Critics of the measure charge that, despite the lack of competitive bidding, Recology does a remarkably good job of managing the city's waste. San Francisco recycles 77 percent of its refuse, the highest diversion rate of any major city in the country. And provisions in Prop A could very well put the city's stated goal of diverting 100 percent of its waste by 2020 in jeopardy.


Prior to 1932, San Francisco had multiple competing trash collectors operating on a house-by-house basis throughout the city. The system led to conflict and confusion.

No one wanted to see their trashmen fighting, so voters passed a measure that year aimed at making things more orderly. The city was divided into in 97 separate parcels, and whichever company held the rights to a particular zone became the exclusive garbage collector in said area.

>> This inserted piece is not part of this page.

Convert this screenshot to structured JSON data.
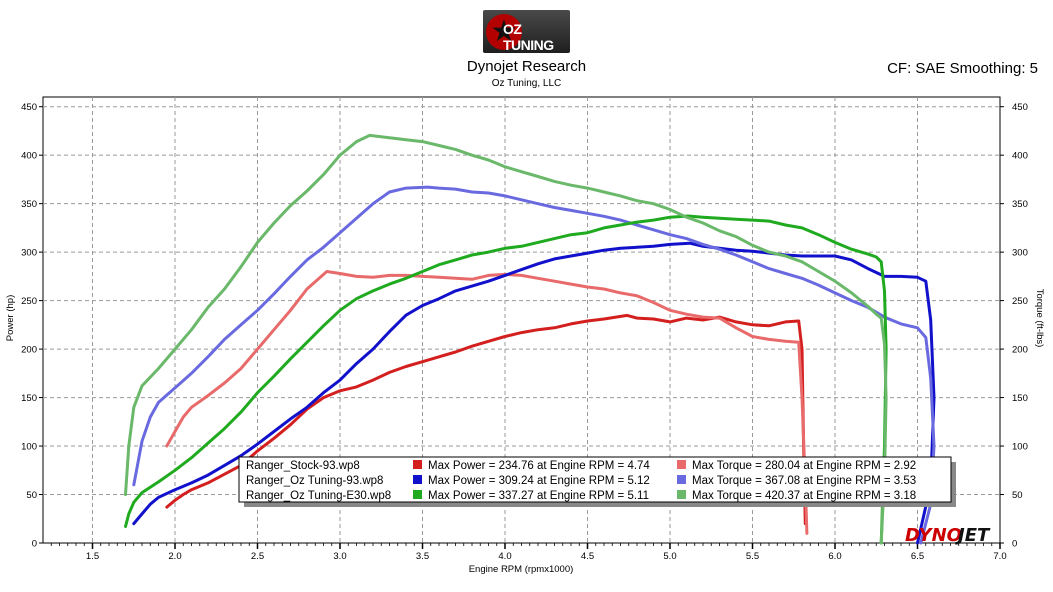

Over the course of the next 80 years, the company that would eventually call itself Recology (a portmanteau of "recycle" and "ecology") acquired the rights to every single parcel in the city, largely though mergers an acquisitions.

Recology took its monopoly on garbage collection and grew it into nearly universal control over the city's entire refuse system. In addition to trash, the company also runs recycling, owns and operates the city's transfer station in Visitacion Valley (where the waste is sorted) and distributes it to its eventual home in a landfill.

Since the 1932 law was passed by voters and written into the city charter, it can't be changed by legislative fiat. It must go back before the public.


The one part of the city's waste system that Recology doesn't control (or at least didn't until last year) is the landfill itself. That contract is instead awarded by the Department of Environment and approved by the Board of Supervisors.

For years, the final resting place of San Francisco's trash has been Livermore's Altamont Landfill operated by international trash behemoth Waste Management. But when Waste Management's contract came up for renewal in 2011 based on a projection that the city's landfill would be completely full by 2015, Recology submitted a bid for the city to switch to its own facility in Yuba City.

As it does when it makes any major decision, the Board turned to the city's budget analyst Harvey Rose to run the numbers.

And he did a good bit more than that. He called for the outright repeal of the 1932 law.

Rose noted in his report that while "it may be advantageous for a city to have the collection of refuse provided exclusively by a single firm...such a firm should be selected through the city's normal competitive bidding process."

The dry language belies the severity of the Rose's point. Instead of simply ruling on which landfill option was going to be the most cost effective for the city, the man who may be the single most universally respected figure in all of San Francisco politics politely called for burning the city's garbage contracting process to the ground and starting from scratch.